In this application, we propose to develop a novel reagent kit and accompanying analytic software platform that employs Hi-C technology for a user-friendly method to assemble viral genomes from metagenomic samples and associate these viruses with their microbial hosts. This product enables culture-free discovery of phages and quantitative measurement of their host range directly in mixed microbial communities. Bacteriophages are viruses that infect bacteria; they shape microbial ecosystems through predation on hosts and through horizontal gene transfer. They are also an important vector in the transmission of anti-microbial resistance. Despite their potent impact on microbial biology, only a tiny proportion of phage genomes are represented in public databases in part because of the difficulty of isolating phage whose hosts are not culturable laboratory settings. This limitation in our ability to understand viral biology has important impacts on emerging biotechnology applications including fecal microbiota transplantation and phage therapy as well as wide-ranging effects on microbiological research. We propose to develop a novel computational approach combined with improved experimental methods to deconvolute viral genomes and perform host attribution from whole microbiome samples without culturing. At the core of this approach is utilization of proximity ligation methods (Hi-C) which physically associates DNA sequences present within intact microbes. This provides direct physical evidence of the contiguity of viral genome sequences and host affiliation information that is not achievable by any other method. The outcome of this direct-to-Phase II proposal would be a combination of kit and user-facing computational platform that would empower both the sophisticated next-generation-sequencing biologist and the sequencing novice to ask important questions about viruses in their microbial community of interest.

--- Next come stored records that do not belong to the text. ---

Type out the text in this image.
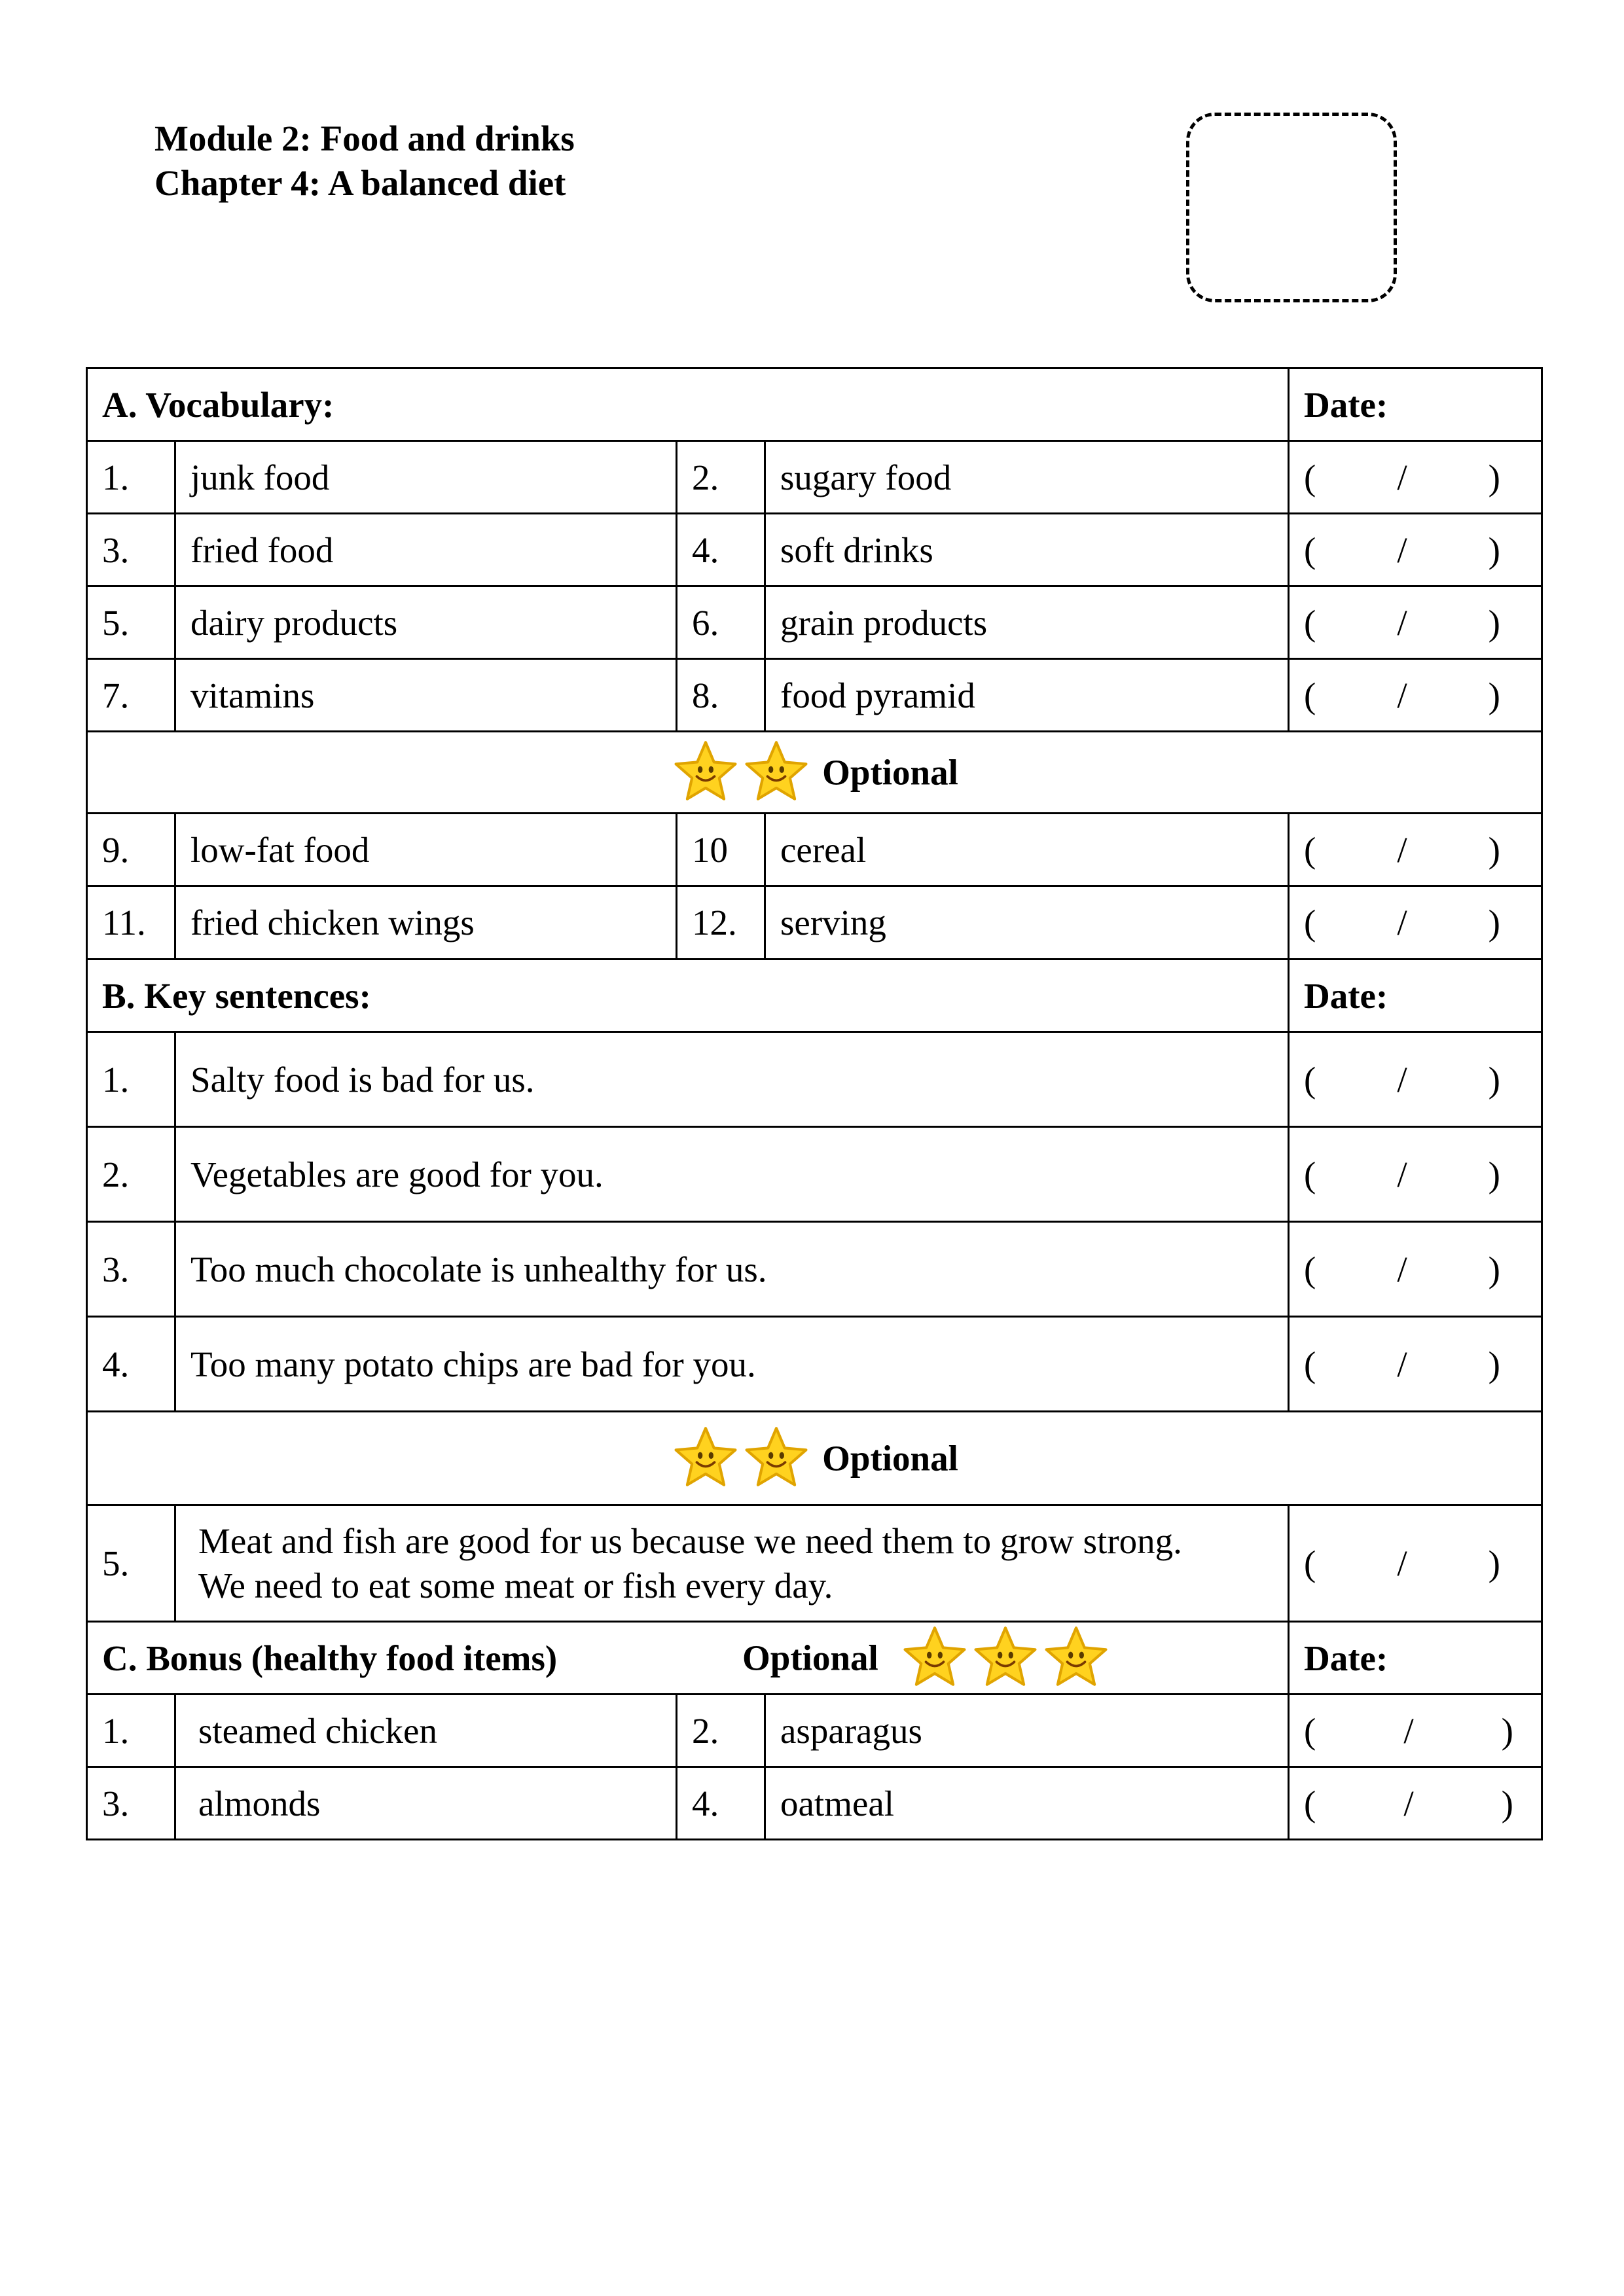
Module 2: Food and drinks
Chapter 4: A balanced diet
A. Vocabulary:				Date:
1.	junk food	2.	sugary food	( / )

3.	fried food	4.	soft drinks	( / )

5.	dairy products	6.	grain products	( / )

7.	vitamins	8.	food pyramid	( / )

Optional				
9.	low-fat food	10	cereal	( / )

11.	fried chicken wings	12.	serving	( / )

B. Key sentences:				Date:
1.	Salty food is bad for us.			( / )

2.	Vegetables are good for you.			( / )

3.	Too much chocolate is unhealthy for us.			( / )

4.	Too many potato chips are bad for you.			( / )

Optional				
5.	Meat and fish are good for us because we need them to grow strong.
We need to eat some meat or fish every day.			( / )

C. Bonus (healthy food items) Optional				Date:
1.	steamed chicken	2.	asparagus	( / )

3.	almonds	4.	oatmeal	( / )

Aim 1 focuses on computational methods improve the recovery of viral genomes from metagenomic data.
Aim 2 develops methodologies to enhance viral Hi-C chemistry. These two aims work together synergistically enhance data quality. Finally, Aim 3 develops a computational platform for data analysis through a web portal where results could be visualized directly via web browser or raw data downloaded for further exploration. Upon completion we will have developed a first-in-class commercial platform to discover viral genomes and identify their hosts from complex microbial communities.
Viruses called bacteriophage have an enormous impact on all microbial communities including those that influence human health. We propose to develop a novel approach to deconvolving bacteriophage genomes from complex microbial communities while simultaneously identifying their hosts. These capabilities have enormous potential to expand our understanding of viral biology, improve safety of fecal microbiota transplantation, and enable development of novel phage therapeutics.